Serendipitously our estimate of unmet needs coincided with the figure reached in the “Leap Day Deal” which was scuttled by the North Korean missile launch. One hopes that the North Koreans got whatever internal pay-off they were after, because the launch appears to have adversely impacted their ability to meet their food needs. So how have the North Koreans, South Korean, and Americans reacted to these emerging problems?

Let’s start with the North Koreans. On the one hand, the regime appears to be scrambling to make up the food deficit (see Goodfriends 457 on a supposed directive by Kim Jong Un to loosen up Party money for food purposes). Yet James Church aka Brawlin’ Bob Carlin and others have emphasized that recent speeches by leader Kim Jong-un have denied the need for belt-tightening. An odd communications strategy if one expects to implement austerity. Moreover, the North Koreans declined to pay the $6 million owed on their past food aid loans, which would seem odd behavior if one was concerned about emerging shortages and the likely need to seek aid. Puzzling.

So what about the South Koreans?  Well, they made a public case of the $6 million loan repayment, presumably reducing the likelihood that the North Koreans would actually pay.  Then both named and unnamed government sources let it be known that if the weather-related problems could be independently verified, that they would be open to resuming aid.  Then within days they appeared to slam shut this door, announcing that the problems “do not seem as serious as expected.” More puzzling.

And how about the US?  In justifying walking away from the Leap Day Deal, the Obama Administration explicitly linked missiles and aid, a departure from the non-linkage policy that the US had articulated since at least the Reagan Administration. Then NSC spokesman Tommy Vietor let fly with the statement that millions of North Koreans were starving. Then the Senate took up legislation that would have prohibited the storied PL-480 account from being used to support food aid to North Korea.  The same legislation had been adopted in the House last year; this time around, the amendment to the Farm Bill offered by Sen. John Kyl (R-Az) was rejected in favor of an amendment co-sponsored by Senate Foreign Relations committee chair Sen. John Kerry (D-Ma) and ranking member Sen.
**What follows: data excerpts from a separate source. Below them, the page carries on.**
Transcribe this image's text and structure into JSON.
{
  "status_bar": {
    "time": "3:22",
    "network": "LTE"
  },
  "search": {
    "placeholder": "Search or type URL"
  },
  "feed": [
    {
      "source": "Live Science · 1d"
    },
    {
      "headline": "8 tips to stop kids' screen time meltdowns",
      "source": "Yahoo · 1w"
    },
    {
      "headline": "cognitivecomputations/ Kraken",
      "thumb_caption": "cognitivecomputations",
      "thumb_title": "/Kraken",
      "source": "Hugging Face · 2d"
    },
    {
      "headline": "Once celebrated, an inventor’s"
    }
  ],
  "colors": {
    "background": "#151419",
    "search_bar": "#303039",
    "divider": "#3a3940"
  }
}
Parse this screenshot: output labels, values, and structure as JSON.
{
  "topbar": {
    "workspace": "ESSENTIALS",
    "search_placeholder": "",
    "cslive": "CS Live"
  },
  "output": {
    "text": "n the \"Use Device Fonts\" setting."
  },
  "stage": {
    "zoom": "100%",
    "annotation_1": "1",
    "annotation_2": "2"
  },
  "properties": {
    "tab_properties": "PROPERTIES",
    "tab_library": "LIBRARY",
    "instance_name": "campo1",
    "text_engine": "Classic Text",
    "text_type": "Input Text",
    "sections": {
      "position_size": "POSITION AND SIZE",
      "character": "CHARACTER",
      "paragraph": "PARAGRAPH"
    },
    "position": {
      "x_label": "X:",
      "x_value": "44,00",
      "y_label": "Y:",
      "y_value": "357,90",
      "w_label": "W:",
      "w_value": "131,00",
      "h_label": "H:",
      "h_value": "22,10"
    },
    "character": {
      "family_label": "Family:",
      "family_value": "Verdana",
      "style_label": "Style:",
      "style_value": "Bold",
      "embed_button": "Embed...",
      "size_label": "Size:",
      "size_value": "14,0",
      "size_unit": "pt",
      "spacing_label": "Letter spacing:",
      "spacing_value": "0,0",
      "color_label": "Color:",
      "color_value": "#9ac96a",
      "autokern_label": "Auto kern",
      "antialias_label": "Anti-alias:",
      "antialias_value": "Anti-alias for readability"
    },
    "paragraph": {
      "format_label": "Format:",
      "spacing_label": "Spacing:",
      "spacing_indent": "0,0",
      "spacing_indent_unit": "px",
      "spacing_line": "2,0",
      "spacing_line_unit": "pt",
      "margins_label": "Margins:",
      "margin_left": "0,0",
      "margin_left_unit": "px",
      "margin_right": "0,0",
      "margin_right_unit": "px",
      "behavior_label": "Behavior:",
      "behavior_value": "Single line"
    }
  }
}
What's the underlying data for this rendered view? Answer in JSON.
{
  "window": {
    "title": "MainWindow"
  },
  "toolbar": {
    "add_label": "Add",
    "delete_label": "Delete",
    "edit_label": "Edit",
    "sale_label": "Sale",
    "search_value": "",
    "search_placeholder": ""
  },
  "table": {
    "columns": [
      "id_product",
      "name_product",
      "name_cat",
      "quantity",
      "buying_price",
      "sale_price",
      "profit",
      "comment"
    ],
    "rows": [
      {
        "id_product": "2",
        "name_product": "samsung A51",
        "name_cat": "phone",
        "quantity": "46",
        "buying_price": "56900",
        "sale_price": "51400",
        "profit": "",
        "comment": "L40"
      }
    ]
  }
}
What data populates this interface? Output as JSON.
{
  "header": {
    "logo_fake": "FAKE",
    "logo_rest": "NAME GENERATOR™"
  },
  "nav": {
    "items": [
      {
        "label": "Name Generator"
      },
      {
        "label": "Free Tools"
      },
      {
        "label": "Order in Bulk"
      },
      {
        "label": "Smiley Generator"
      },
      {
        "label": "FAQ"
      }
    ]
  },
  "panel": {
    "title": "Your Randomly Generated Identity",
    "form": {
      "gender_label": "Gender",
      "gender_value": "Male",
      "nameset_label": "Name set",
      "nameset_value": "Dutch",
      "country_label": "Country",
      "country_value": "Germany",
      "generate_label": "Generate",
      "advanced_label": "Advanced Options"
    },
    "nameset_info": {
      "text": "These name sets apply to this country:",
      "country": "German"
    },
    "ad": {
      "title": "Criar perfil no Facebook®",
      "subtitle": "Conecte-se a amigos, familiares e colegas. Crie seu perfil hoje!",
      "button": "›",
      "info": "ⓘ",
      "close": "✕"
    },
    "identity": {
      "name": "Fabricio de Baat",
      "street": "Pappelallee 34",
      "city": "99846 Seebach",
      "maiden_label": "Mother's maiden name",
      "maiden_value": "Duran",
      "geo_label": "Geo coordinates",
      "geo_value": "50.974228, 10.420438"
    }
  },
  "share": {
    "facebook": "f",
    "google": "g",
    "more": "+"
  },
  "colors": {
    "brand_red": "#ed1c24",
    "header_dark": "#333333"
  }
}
Richard Lugar (R-In) which banned the use of PL-480 funds for North Korea, but contained a presidential waiver provision.  (How do you say WTF in Korean?)

In short, we’re not sure of the facts and all the players appear to be acting incoherently.

But Haggard wants to impose order on this mess, so here goes:

“What does it all mean? First, the leadership has a problem on its hands. Walking away from US food and undertaking policies that exacerbate shortages is not the way to meet expectations of a kinder, gentler leadership. Will Kim Jong Un respond by falling back on controls or will this nudge the regime to innovate? You can probably guess my priors; it will be a messy mix.

But the shortages could also be a factor in the new effort to project an image of restraint—in the form of the promise not to test--and to collect on it. My colleague Marc Noland has coined the term pre-emptive bribery [think that I could copyright it?] and I hope it sticks: get the world to pay for you decision not to be provocative. But there is a genuine humanitarian issue looming yet again; the drought will affect yields of the main rice crop now being sown. It’s déjà vu all over again.”